El difunto C. S. Lewis, a quien muchos fundamentalistas norteamericanos reverencian como autor del tratado dogmático
Simple cristiandad
, aconsejó al lector del
Paraíso perdido
empezar por «un saludo matinal de odio por Satán». En mi opinión, así es como no hay que empezar a leer el poema. Milton no era tan herético como Christopher Marlowe o William Blake, pero sí claramente una «secta de uno solo» y un protestante muy herético a buen seguro. Era mortalista; creía que alma y cuerpo morían juntos y juntos resucitaban, y negaba también el relato ortodoxo de la creación desde la nada.
El Paraíso perdido
identifica la energía con el espíritu; Satán está sobrado de ambos, pero desde luego también lo está Yago. Y también —y a un punto abrumador— lo está John Milton, aunque se cuida de hacer de Satán a la vez un doble y una parodia de sí mismo. En tono irónico, y en contra de C. S. Lewis y otros críticos defensores de la Iglesia, uno podría argumentar que Satán representa un cristianismo más ortodoxo (aunque invertido) que el de Milton.

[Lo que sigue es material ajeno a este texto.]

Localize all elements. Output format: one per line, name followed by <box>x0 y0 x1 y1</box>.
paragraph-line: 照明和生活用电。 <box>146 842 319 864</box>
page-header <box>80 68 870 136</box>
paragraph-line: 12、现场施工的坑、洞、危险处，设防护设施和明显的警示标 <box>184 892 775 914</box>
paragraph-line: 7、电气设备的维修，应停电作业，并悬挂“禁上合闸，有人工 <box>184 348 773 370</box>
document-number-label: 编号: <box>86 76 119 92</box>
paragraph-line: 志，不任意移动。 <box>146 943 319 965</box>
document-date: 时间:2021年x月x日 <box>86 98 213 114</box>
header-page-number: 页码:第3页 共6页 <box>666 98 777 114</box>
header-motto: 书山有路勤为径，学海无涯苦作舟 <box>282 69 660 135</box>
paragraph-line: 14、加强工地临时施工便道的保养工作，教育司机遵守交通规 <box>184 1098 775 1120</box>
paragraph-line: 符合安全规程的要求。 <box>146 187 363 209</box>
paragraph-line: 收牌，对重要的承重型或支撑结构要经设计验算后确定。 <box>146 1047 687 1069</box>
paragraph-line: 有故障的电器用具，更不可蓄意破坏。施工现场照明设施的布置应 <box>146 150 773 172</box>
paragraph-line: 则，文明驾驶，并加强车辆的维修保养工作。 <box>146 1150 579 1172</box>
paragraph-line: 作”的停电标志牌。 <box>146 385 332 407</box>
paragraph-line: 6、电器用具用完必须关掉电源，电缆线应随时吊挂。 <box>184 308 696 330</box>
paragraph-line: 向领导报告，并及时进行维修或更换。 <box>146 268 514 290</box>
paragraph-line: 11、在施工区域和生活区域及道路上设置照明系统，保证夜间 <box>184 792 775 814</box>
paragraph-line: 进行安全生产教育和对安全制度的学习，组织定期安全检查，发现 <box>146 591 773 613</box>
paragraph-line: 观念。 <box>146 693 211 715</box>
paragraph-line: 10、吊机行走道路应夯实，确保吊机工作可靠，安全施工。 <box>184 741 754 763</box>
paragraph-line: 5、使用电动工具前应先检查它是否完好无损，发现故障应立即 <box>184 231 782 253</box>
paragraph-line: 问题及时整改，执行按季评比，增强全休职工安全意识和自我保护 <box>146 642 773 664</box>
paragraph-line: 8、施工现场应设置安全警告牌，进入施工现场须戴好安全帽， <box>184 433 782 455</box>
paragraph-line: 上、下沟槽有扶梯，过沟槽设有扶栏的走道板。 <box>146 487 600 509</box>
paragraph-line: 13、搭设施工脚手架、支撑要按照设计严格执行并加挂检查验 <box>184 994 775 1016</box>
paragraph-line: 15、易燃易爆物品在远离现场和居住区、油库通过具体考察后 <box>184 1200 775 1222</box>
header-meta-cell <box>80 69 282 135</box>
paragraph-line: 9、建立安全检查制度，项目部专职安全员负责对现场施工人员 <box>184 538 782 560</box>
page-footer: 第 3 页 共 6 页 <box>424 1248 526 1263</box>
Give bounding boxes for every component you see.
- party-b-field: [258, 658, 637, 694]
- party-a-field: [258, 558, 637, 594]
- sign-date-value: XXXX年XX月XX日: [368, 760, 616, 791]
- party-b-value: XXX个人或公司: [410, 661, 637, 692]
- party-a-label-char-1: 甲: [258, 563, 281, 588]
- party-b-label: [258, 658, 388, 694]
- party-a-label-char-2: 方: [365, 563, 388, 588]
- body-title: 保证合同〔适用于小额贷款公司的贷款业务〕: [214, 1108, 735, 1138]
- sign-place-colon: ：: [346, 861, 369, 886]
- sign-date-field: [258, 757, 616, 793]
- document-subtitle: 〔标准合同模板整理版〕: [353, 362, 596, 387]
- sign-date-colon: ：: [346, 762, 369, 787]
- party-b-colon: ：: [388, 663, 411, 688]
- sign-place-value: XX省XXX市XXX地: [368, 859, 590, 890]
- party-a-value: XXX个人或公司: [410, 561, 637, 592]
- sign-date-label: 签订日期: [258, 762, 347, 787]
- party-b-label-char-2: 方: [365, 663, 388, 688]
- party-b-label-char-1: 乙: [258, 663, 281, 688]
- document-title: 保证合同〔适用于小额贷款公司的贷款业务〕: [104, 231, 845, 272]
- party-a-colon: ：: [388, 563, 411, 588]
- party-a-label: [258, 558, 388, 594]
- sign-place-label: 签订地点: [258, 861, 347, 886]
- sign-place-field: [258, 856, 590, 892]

Satán no identifica energía con espíritu, por mucho que encarne la fusión de ambos; exclama: «¡Mal, se tú mi bien!» Uno esperaría que Milton, prácticamente un muggletoniano (secta visionaria y muy radical de protestantes heréticos) hubiera sido tan taimado como para hacer de Satán a la vez un héroe auténtico (de cariz más shakespeariano que clásico) y un papista maquinador, con una baja apreciación de las naturalezas humana y angélica.